New Netflix player uses Silverlight to reach Mac, Linux

As perhaps the most abundant example to date of the platform's HD streaming capability, Netflix announced today that its "instant view" streams will be made available to non-Windows users through Microsoft Silverlight.

With Netflix placing increased emphasis on its streaming and instantly viewable library, a large swath of users has still largely been neglected. Though queues could be assembled in any browser and then viewed with one of the connected set-top devices, those without Windows Media Player 11 could not stream Netflix content directly to their computers.

If Mac users attempted to stream a film to their OS X desktop, a message popped up, saying, "We're required to use Digital Rights Management to protect movies watched instantly online, and right now we only have approval for this protection on Windows Operating systems, not the Mac.
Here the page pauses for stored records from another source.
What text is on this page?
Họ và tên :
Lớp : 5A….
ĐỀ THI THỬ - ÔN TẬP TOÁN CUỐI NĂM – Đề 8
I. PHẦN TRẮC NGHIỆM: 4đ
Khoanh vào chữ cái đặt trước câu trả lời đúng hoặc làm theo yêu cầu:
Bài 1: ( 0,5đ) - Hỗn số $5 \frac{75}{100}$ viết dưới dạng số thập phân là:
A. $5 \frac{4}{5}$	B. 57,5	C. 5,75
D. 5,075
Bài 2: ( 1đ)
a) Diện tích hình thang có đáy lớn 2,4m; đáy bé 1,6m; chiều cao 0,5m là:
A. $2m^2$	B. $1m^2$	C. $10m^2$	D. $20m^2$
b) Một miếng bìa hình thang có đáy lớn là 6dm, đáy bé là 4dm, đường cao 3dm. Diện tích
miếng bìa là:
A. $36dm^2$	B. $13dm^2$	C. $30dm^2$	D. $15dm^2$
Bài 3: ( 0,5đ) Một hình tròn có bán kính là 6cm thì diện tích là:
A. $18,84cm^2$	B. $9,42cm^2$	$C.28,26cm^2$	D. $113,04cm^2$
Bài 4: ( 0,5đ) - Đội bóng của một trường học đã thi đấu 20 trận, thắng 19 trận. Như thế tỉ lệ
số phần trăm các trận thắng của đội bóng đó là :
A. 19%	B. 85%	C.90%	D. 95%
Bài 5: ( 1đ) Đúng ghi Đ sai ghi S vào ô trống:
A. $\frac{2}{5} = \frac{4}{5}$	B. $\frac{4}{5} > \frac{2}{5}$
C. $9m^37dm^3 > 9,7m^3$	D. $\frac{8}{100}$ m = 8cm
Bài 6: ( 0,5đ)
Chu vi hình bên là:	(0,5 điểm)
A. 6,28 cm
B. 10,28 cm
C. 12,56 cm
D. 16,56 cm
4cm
Apple does not license their DRM solution to third parties, which has made this more difficult, but we are working with the studios and content owners to gain approval for other solutions. As soon as a studio-approved DRM for the Mac is available to us, whether from Apple or another source, we will move quickly to provide a movie viewer that enables you to watch movies from Netflix instantly on your Mac."

Soon, with the aid of Silverlight's integrated PlayReady DRM, Intel-based Mac users will be able to stream their chosen content.

The initial rollout of the second-generation Netflix player will be only to a small segment of new subscribers, but is anticipated to reach all subscribers by the end of 2008.